Kürzlich wurde mir bei einem Seminar auf Sylt geraten, alles spielerischer anzugehen. Das habe ich mir zu Herzen genommen. Und damit auch am Computer die Worte spielerisch fließen, habe ich zur Erinnerung ein pinkfarbenes Plastik-Hündchen, das ich am Strand entdeckt hatte, mit nach Hause genommen und in die Zimmerpalme direkt neben den Bildschirm gesetzt. Da guckt es mich nun von morgens bis abends etwas ratlos an, und ich gucke ebenso ratlos zurück, denn ich frage mich: Wie geht spielerisch einkaufen, spazieren gehen, mit Nachbarn reden, Auto fahren, telefonieren? Ihr seht, ich nehme die Sache ernst und bin damit schon in die Falle getappt.

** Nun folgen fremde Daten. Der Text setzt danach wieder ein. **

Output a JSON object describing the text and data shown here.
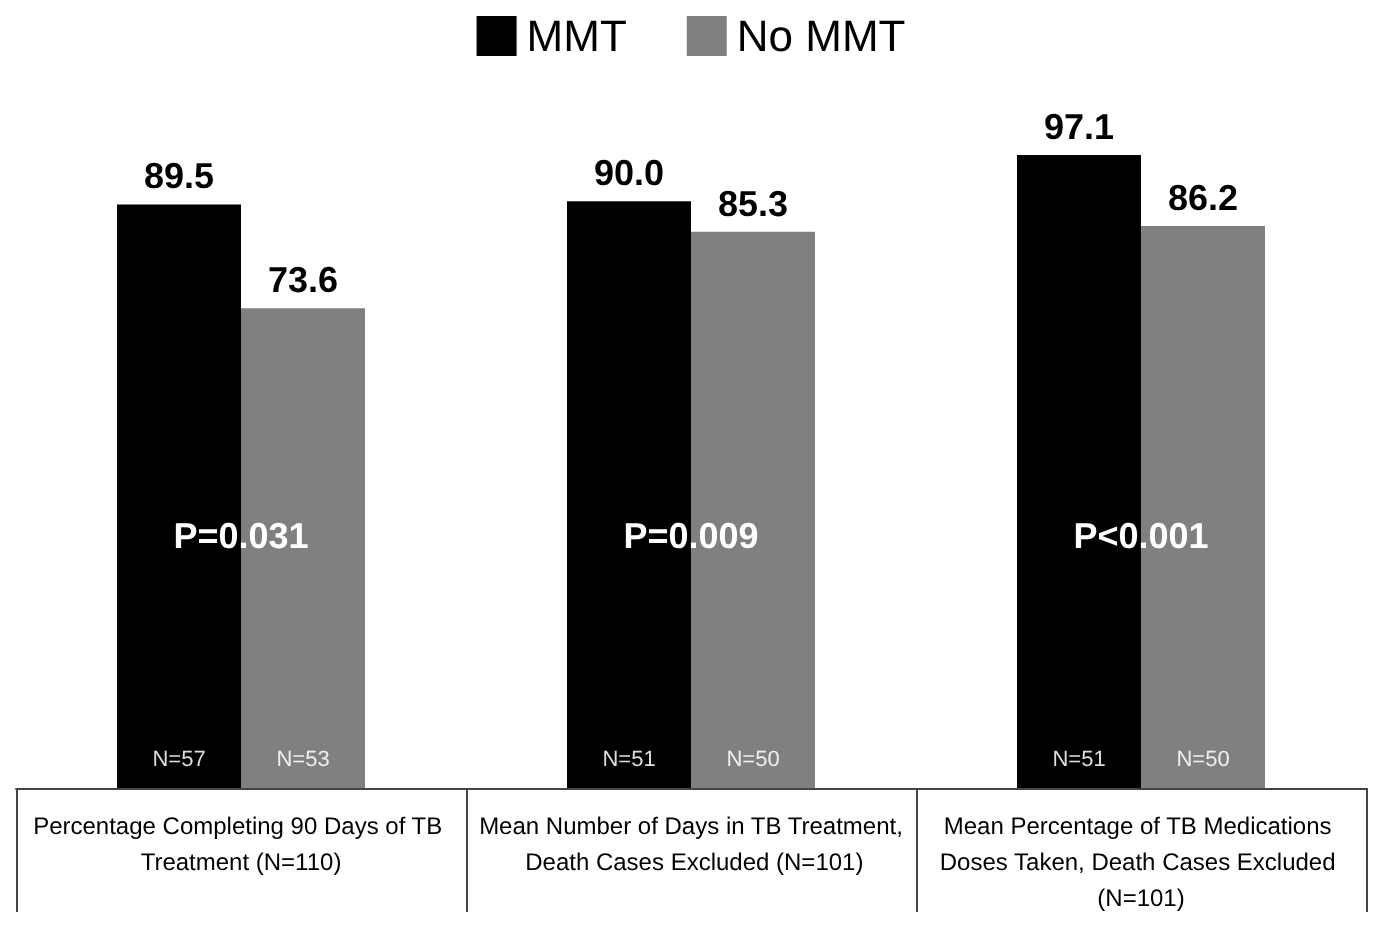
{
  "chart_data": {
    "type": "bar",
    "categories": [
      "Percentage Completing 90 Days of TB Treatment (N=110)",
      "Mean Number of Days in TB Treatment, Death Cases Excluded (N=101)",
      "Mean Percentage of TB Medications Doses Taken, Death Cases Excluded (N=101)"
    ],
    "series": [
      {
        "name": "MMT",
        "color": "#000000",
        "values": [
          89.5,
          90.0,
          97.1
        ],
        "value_labels": [
          "89.5",
          "90.0",
          "97.1"
        ]
      },
      {
        "name": "No MMT",
        "color": "#808080",
        "values": [
          73.6,
          85.3,
          86.2
        ],
        "value_labels": [
          "73.6",
          "85.3",
          "86.2"
        ]
      }
    ],
    "annotations": [
      {
        "text": "P=0.031",
        "x": "Percentage Completing 90 Days of TB Treatment (N=110)"
      },
      {
        "text": "P=0.009",
        "x": "Mean Number of Days in TB Treatment, Death Cases Excluded (N=101)"
      },
      {
        "text": "P<0.001",
        "x": "Mean Percentage of TB Medications Doses Taken, Death Cases Excluded (N=101)"
      },
      "N=57",
      "N=53",
      "N=51",
      "N=50",
      "N=51",
      "N=50"
    ],
    "legend": "top",
    "grid": false
  }
}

Aber manch anderer hat in diesen Tagen viel Erfolg mit Spielerisch-Leichtem. Der Karnevalswagenbauer Jacques Tilly wird in Düsseldorf umjubelt, weil er spielerisch und leicht vor nichts zurückschreckt: Die Kirche und ihre Missbrauchsaffäre wird ebenso ins närrische Licht gesetzt wie die Thüringen-Wahl und Klimakiller Bolsonaro. Seine Mottowagen verbreiten Kritik an politischen Machenschaften – ganz spielerisch und leicht. Und jeder versteht das.

So gut beherrscht Tilly sein Geschäft, dass ihn manch einer nicht nur an Karnevalstagen sehen möchte. Für eine Teilnehmerin des Rosenmontagszugs war die Sache ganz klar: „Wenn der Tilly ein Politiker wäre, würde ich ihn wählen“, erklärte sie einem Radioreporter.

Nun gut, vielleicht überlegt er es sich. Zu wünschen wäre es. Es fehlen uns wirklich ein paar gute Narren im Kabinett. Martin Sonneborn arbeitet sich schon im Europaparlament ab. Und er kann ja nicht alles machen.